Клягин пришел в назначенный час. Он был при костюме и галстуке, выглядел торжественно и чуть неуверенно. Оглядел квартиру, попросил запереть дверь, поинтересовался слышимостью через стены.
– А то, знаете, соседи услышат – еще пятнадцать суток схлопочем.
Увидев магнитофон, Клягин заволновался:
– Это зачем? Уберите!
– Это для записей, – пояснил Ларичев. – Мне так запомнить будет проще и легче отрабатывать произношение…
– Уберите! – настаивал Клягин. – Это ж документ. И потом, на кой на эту гадость пленку переводить?
– Нет-нет, прошу вас, – взмолился Ларичев. – Без магнитофона мне поначалу будет трудно…
– Зря я в это дело ввязался, – вздохнул Клягин, однако, уступив просьбам Ларичева, сел за стол.
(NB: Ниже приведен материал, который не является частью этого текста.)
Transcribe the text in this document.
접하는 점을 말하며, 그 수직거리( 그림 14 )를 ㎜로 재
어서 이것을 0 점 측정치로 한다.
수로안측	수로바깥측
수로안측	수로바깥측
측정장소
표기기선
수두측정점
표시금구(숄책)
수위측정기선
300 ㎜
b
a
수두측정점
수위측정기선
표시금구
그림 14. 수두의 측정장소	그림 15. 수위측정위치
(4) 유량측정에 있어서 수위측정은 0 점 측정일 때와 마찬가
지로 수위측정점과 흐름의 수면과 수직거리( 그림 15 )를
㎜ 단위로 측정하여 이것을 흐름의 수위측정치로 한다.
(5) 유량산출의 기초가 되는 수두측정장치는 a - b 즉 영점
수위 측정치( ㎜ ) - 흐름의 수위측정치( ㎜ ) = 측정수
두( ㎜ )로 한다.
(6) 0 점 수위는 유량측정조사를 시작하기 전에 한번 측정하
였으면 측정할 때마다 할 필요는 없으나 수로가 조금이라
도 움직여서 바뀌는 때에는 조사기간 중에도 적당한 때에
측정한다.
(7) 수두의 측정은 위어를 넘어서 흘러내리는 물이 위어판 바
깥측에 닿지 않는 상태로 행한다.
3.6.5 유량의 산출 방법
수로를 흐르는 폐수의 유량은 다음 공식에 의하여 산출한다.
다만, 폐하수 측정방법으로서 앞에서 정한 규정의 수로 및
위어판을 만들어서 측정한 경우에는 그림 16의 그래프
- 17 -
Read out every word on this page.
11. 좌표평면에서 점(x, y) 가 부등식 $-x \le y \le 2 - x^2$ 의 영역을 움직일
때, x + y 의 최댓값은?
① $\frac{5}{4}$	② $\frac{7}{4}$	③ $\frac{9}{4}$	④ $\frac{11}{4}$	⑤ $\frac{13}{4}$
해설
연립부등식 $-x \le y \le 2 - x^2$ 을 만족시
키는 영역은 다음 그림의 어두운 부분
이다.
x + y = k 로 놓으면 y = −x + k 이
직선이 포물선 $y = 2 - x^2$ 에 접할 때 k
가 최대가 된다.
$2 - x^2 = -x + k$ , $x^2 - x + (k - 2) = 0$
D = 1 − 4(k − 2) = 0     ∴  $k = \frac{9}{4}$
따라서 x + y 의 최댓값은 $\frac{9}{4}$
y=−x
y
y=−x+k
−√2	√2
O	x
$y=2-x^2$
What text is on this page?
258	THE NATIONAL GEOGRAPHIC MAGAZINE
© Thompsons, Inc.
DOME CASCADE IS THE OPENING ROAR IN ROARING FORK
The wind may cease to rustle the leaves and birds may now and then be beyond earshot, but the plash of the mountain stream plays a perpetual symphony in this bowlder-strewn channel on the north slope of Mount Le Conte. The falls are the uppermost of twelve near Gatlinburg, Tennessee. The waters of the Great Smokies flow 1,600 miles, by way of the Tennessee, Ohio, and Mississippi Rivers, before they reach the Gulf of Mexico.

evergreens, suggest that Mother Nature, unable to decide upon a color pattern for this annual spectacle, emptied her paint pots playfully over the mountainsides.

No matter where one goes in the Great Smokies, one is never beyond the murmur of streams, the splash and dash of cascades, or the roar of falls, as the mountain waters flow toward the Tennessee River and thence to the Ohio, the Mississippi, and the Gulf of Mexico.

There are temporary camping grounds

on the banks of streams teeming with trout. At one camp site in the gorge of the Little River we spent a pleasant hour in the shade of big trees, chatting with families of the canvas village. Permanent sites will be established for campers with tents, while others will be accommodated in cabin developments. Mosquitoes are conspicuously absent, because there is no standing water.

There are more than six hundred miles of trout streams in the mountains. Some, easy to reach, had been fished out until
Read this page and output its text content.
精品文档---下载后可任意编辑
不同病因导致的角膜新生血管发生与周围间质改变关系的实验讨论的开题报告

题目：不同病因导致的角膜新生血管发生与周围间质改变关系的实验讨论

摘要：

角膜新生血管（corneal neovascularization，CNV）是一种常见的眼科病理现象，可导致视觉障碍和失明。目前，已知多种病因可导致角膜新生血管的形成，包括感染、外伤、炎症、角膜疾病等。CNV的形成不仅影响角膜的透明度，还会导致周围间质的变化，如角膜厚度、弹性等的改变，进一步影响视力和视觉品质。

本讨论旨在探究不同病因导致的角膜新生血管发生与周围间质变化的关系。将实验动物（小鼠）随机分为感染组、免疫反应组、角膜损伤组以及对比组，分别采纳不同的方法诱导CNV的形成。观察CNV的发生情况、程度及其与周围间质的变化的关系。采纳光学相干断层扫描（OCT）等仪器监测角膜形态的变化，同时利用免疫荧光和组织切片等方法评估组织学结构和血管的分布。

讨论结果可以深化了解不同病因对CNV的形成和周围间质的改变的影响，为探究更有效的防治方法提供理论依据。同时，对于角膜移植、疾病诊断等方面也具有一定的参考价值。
Нервно закурил.
– Начнем, Егор Степанович! – Ларичев сел напротив, открыл тетрадку. – Прошу вас!
– Чего?
– Говорите!
– Да чего говорить-то?
– Слова, выражения… Только помедленней… И если можно, поясняйте принцип их употребления…
Клягин задумался, напрягся, пошевелил губами, с удивлением обнаружил, что беспричинно вспотел, но так ничего из себя и не выдавил.
– Как-то не могу без разгона, – сказал он, вытирая лоб. – Не идет как-то…
– Может, чаю выпьем? – спросил Ларичев. – Вы не волнуйтесь.
Он принес чай, коржики.
– Если вам трудно, Егор Степанович, начните с более мягких слов… Попробуйте!
Клягин отхлебнул из чашки, снова задумался, наконец неуверенно произнес:
– Ну, например, «сука»…
– Так, – кивнул Ларичев, записывая слово в тетрадку, – хорошо. Ну и что?
– Ничего…
– Нет, я имею в виду, в каком смысле: «сука»?
– В обыкновенном, – пожал плечами Клягин. – Собака, значит, дамского полу…
– Это я знаю, – сказал Ларичев. – А как это употреблять?
– Да так и употребляйте…
– Нет, вы не поняли. Я хочу понять какую-то закономерность. Это слово употребляется в отношении одушевленного или неодушевленного предмета?
– Не знаю я…
– Ну, хорошо… Вот, например, отвертка… Она может быть этим… тем, что вы сказали?
– Отвертка? – удивился Клягин. – При чем здесь отвертка?
– Я в качестве примера… Вот, скажем, у рабочего вдруг потерялась отвертка… Может он ее так назвать?
– Если потерялась, тогда конечно…
– А если не потерялась?
– А если не потерялась, тогда чего уж… Тогда она просто отвертка!
– Понимаю, – обрадованно кивнул Ларичев. – Видите, как все любопытно… А о предмете мужского рода можно так говорить?
– Не знаю… Вроде бы нет.
– А вот у нас в цехе, когда сломался конвейер, то механики его тоже называли сукой. А ведь конвейер мужского рода, не так ли?